Combining a lyrical text, immersive staging and a direct, poetic performance style, Autobiographer draws us into the unravelling mind of the central character, Flora. Voiced by multiple performers, Flora reveals an evocative portrait of a life refracted through the lens of dementia. Autobiographer is a tender, detailed and provocative work that featured a cast of four and a highly crafted score of voice and sound.

Autobiographer toured the U.K in September 2011, premiering at the Dublin Fringe Festival and went on to appear at The Albany, Deptford, The Drum, Plymouth, ARC, Stockton on Tees and mac, Birmingham. Autobiographer appeared for an extended run in London in April 2012, with the original cast of Janet Henfrey, Alice Lamb, Penelope McGhie and Melanie Wilson, and after at Mayfest in Bristol from 22nd - 24th May.


Autobiographer was funded by Arts Council England and a Wellcome Trust Arts Award. It was developed as part of Fuel at the Roundhouse and the Jerwood Residencies at Cove Park, which are supported by the Jerwood Charitable Foundation and at MAKE 2010, an artist development programme supported by Absolut Fringe, Cork Midsummer Festival, Project and Theatre Forum. Development was supported by ARC, Stockton on Tees.

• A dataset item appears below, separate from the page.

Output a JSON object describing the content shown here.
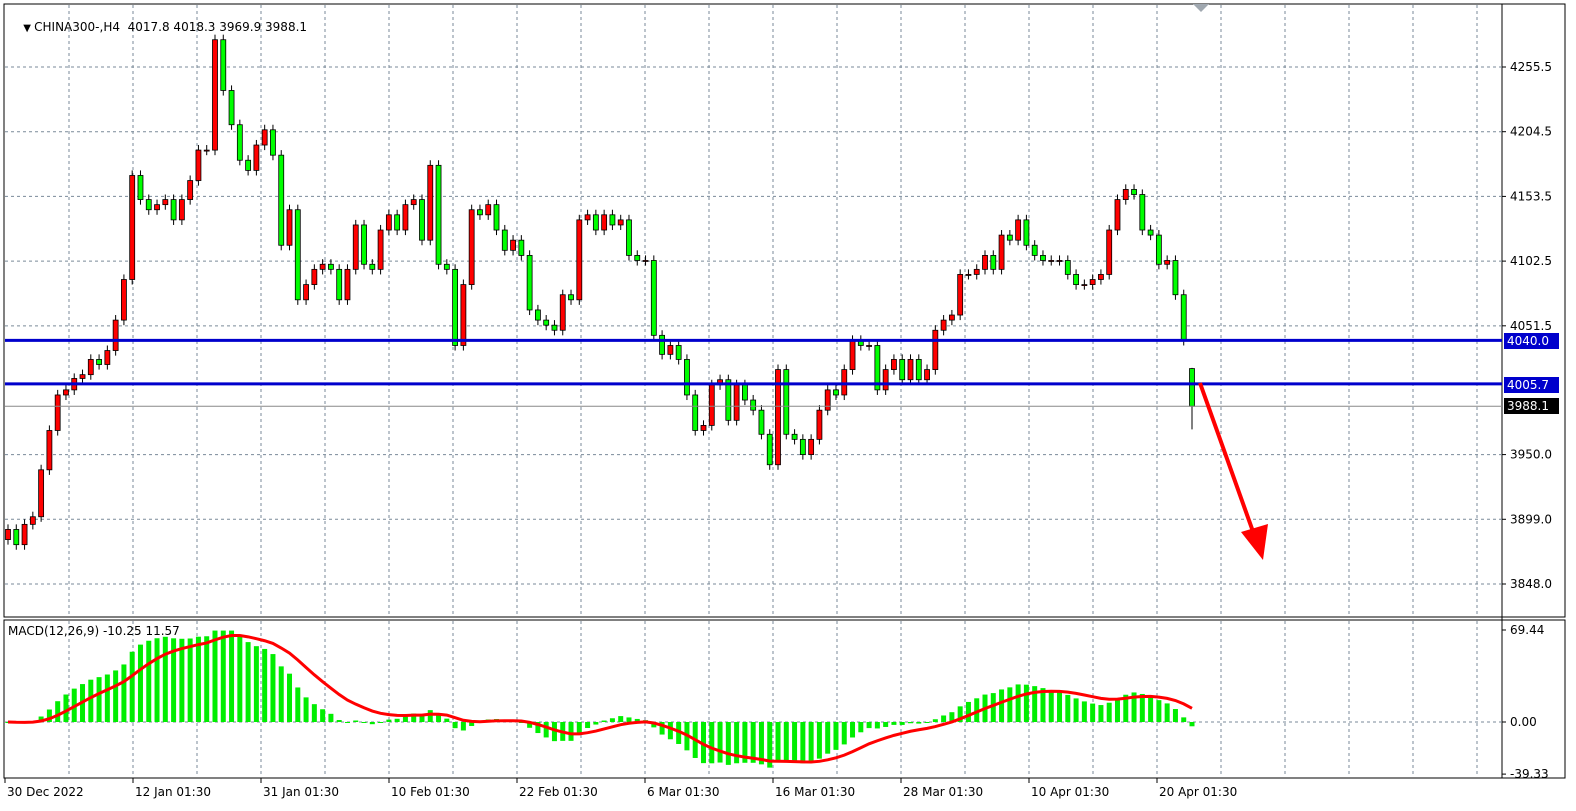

Autobiographer is about memory, the memory of an 80 year old woman, Flora. Flora happens to have a dementia, but the piece is not about dementia, it is about a woman who has a dementia. In order to begin to understand this experience, Melanie spent periods during the six months leading up to the showings, learning about dementia and its effects on memory and identity. She was mentored and guided in this by Dr Sube Banerjee, through whom she was able to spend time listening to and observing the Mental Health in Older Adults and Dementia team at The Croydon Memory Service. As Melanie began to write the script for performance, she also benefited greatly from the extensive information available from the Alzheimer’s Society. Through the kindness of Dave Bell from The Alzheimer’s Society in Lambeth, she had the opportunity to participate in a Singing for the Brain scheme, talking and singing with people visiting a day care centre with varying stages of the disease. A book by Samantha Harvey entitled ‘The Wilderness’ also had a profound impact on her early reading around the subject, and latterly The Trebus Project, an archive of life stories, letters, drawings, films and music produced by artists working with people with dementia in care homes and hospitals across the UK, also contributed wonderfully to her understanding of the beauty of how people with dementia can and do express themselves.